La préservation des dunes est devenue impérative pour protéger les populations. Quelles sont les techniques de protection mises en œuvre pour lutter contre cette menace ?

3 techniques de base pour protéger les dunes

La priorité est de chercher à faciliter la colonisation végétale naturelle : de facto, la flore (et sa couverture au sol) est le principal outil de fixation de la dynamique dunaire.
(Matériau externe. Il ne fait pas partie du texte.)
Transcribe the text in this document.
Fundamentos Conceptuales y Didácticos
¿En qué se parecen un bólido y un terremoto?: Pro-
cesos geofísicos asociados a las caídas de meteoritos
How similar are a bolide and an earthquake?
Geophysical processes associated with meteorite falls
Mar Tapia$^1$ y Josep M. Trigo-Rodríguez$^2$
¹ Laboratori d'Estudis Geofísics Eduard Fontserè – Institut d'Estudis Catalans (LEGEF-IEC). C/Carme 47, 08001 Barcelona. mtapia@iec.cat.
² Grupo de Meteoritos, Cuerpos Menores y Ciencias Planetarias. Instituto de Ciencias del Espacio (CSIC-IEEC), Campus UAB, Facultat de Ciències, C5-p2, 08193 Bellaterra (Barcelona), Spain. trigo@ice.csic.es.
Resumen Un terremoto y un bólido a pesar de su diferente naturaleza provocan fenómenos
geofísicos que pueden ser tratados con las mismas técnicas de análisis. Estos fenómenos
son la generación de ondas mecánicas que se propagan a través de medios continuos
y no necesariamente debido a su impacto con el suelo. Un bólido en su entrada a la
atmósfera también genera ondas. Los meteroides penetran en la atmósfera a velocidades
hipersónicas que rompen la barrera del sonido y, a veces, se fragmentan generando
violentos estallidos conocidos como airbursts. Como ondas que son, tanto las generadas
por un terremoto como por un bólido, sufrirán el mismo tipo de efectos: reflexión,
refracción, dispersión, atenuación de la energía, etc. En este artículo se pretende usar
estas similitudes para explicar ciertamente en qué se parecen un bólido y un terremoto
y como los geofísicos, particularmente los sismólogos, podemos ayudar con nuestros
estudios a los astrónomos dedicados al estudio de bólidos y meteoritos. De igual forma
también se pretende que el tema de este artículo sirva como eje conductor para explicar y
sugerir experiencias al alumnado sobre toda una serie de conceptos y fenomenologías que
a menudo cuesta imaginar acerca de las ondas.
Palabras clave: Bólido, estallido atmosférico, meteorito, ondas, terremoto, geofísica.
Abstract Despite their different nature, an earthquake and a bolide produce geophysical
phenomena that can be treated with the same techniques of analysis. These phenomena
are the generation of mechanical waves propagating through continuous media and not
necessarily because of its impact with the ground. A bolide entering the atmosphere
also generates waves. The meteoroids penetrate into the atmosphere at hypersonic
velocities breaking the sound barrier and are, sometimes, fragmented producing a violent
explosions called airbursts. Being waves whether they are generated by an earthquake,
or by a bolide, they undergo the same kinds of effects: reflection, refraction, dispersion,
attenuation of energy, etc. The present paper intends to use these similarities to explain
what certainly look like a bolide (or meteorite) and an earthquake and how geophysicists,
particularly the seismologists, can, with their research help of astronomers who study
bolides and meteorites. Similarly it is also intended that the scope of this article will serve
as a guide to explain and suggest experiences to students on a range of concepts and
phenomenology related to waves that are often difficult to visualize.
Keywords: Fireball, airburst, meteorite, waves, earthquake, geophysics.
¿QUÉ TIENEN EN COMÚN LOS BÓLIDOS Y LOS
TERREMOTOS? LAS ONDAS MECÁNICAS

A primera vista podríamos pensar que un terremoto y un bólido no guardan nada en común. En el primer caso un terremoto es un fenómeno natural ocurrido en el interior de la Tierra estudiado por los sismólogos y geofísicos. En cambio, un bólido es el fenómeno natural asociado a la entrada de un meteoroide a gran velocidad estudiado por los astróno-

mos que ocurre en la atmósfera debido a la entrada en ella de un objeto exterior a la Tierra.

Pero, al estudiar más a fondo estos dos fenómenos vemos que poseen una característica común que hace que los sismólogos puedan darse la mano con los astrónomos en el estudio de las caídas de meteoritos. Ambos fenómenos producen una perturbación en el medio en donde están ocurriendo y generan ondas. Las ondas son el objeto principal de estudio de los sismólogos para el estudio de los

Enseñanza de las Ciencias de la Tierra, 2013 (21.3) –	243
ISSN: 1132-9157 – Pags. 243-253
1. Les couvertures de débris végétaux

Elle se fait selon 2 techniques :

  1. soit manuelle, par des couvertures planes de branchages fins (buissons de genêt, de bruyère à balais),
  2. soit mécanique, avec de gros branchages (pins maritimes, chênes verts).

Ces méthodes apportent des conditions favorables à la végétalisation par piégeage des graines, l’augmentation de la rétention d’eau et l’apport d’éléments minéraux et organiques.

2. Les brise-vents

Ces obstacles verticaux de perméabilité et de hauteur variable réduisent la vitesse du vent à proximité du sol et permettent le dépôt de sédiments transportés. Comment ? Par une succession de rideaux perpendiculaires aux vents dominants : ce sont en général des barrières en lattes de châtaigniers (les ganivelles) ou de filets en fibre végétale.

3. Les plantations

Peu étendues, car en effet on laisse la dynamique naturelle se faire en diversité. On utilise, cependant, un nombre limité de végétaux pour fixer la dune, oyat (au long et dense réseau racinaire, résistante à l’ensablement) et de plus en plus, le chiendent des sables (plus adapté à la salinité).

A garder en tête 

C’est l’ONF (Office National des Forêts) qui gère le linéaire côtier (en collaboration avec les communes) ; ce sont plus de 90 000 ha de domaines dunaires sur près de 400 km. Ce sont eux qui mettent en place les différentes techniques de « génie écologique » pour faire face aux changements climatiques et ralentir les risques de submersion marine.